As quantum computing advances with the number of qubits and complexity, superficial integrations with classical resources are no longer enough. Deep hardware-level integration is mandatory for quantum computer operations, particularly quantum error correction and the mitigation of drifting analog parameters.

To meet this need, NVIDIA and Quantum Machines co-developed NVIDIA DGX Quantum, the first hardware-based solution to seamlessly integrate GPU/CPU accelerators with quantum control.

High Performance and Scalable System

NVIDIA DGX Quantum integrates the OPX1000 quantum controller with NVIDIA’s Grace Hopper (GH) server through a low-latency PCIe interface (OPNIC), enabling data transfer from the quantum controller to the server (GPU and CPU) and back, in a round-trip latency of under 4 μs, at least a 1,000x improvement in latency over previous state-of-the-art integrations.

A single NVIDIA DGX Quantum fits in a 5U 19” rack form factor and scales effortlessly in both quantum and classical domains:

  • Expand quantum control by adding additional OPX1000 controllers to support larger QPUs.
  • Increase classical compute by integrating more GH servers to meet advanced processing demands.

NVIDIA DGX Quantum is the only solution engineered for scaling from small experiments to full-scale quantum-accelerated supercomputing.

Check out this NVIDIA DGX Quantum tutorial in which reinforcement learning is used to calibrate parameters on a Rigetti superconducting processor. 

NVIDIA DGX Quantum Hardware

OPX1000

OPX1000 is the best-in-industry hybrid control platform. At its core, the unique Hybrid Processing Unit (HPU) delivers unmatched classical processing power close to the qubits, enabling real-time execution of demanding adaptive algorithms like quantum error correction at scale.

OPNIC

OPNIC is the low latency PCIe interface card that handles data transfer between the OPX1000 and the NVIDIA superchip. OPNIC enables multiple data streams of high-bandwidth between the different computational units of a DGX Quantum solution.

Grace Hopper

The NVIDIA GH server is powered by NVIDIA’s GH200 Grace Hopper superchip. This superchip integrates a high-performance GPU with a custom CPU. It boosts quantum control, ensuring the availability of the highest-performing classical resources within quantum circuits.

NVIDIA DGX Quantum Software

Optimized quantum-classical hardware requires optimized quantum-classical software. NVIDIA DGX Quantum includes NVIDIA’s CUDA-Q, an open-source quantum-classical programming platform, and Quantum Machines’ QUA, a powerful open-source quantum programming language.

CUDA-Q

CUDA-Q is a first-of-its-kind platform for integrating and programming quantum processing units (QPUs), GPUs, and CPUs in a single system, designed for hybrid workloads.

QUA

QUA unifies universal quantum operations in their ‘raw’ format – all the pulse-level operations used to control and measure qubits – with universal classical operations used in classical processing.

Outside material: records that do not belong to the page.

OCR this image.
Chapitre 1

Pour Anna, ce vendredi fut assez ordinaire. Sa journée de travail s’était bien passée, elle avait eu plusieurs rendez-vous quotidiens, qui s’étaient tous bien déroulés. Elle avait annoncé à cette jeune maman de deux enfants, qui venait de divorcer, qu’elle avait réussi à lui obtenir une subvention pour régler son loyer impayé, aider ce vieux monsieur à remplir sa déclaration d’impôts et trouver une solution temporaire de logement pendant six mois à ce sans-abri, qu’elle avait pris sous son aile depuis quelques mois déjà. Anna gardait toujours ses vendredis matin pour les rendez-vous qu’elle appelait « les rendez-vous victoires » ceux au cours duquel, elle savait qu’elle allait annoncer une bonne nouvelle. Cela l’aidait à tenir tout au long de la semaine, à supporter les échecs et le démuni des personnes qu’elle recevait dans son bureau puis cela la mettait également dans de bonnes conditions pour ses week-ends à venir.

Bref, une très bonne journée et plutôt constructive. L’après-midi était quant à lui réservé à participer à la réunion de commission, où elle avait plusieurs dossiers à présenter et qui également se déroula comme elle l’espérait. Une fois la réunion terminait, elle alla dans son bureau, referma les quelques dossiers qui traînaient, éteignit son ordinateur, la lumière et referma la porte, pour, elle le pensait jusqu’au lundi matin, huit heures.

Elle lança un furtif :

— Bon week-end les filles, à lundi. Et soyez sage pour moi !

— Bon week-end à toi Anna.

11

With NVIDIA DGX Quantum, classical acceleration routines can be called directly from the QUA pulse-level quantum program for execution on NVIDIA’s GH Superchip. Likewise, QUA routines can be called from CUDA-Q.

Key Features

  • Combines the best of quantum control – Quantum Machines’ OPX1000 Hybrid Control platform with the best acceleration solution – NVIDIA GH200
  • Data round trip latency of < 4 μs
  • Unified quantum – classical development platform with QUA and CUDA-Q
  • 5U rack-mounted system with hot-swappable components and redundancies

Benefits

Run the Most Advanced Hybrid Algorithms

The only solution designed to support QEC and ultra-fast calibration at scale.

Effortless Scalability

Add OPX1000 controllers as your QPU grows, and add GH200 servers to meet increasing computational demands.

HPC and Data Center Ready

HPC-QC integration from the hardware quantum control layer and up, designed for data center reliability with redundancies and hot swappable critical parts.

Compatible with All Qubit Technologies

OPX1000 controller supports superconducting qubits, spin qubits, neutral atoms, trapped ions, defect centers, photonic qubits, and more.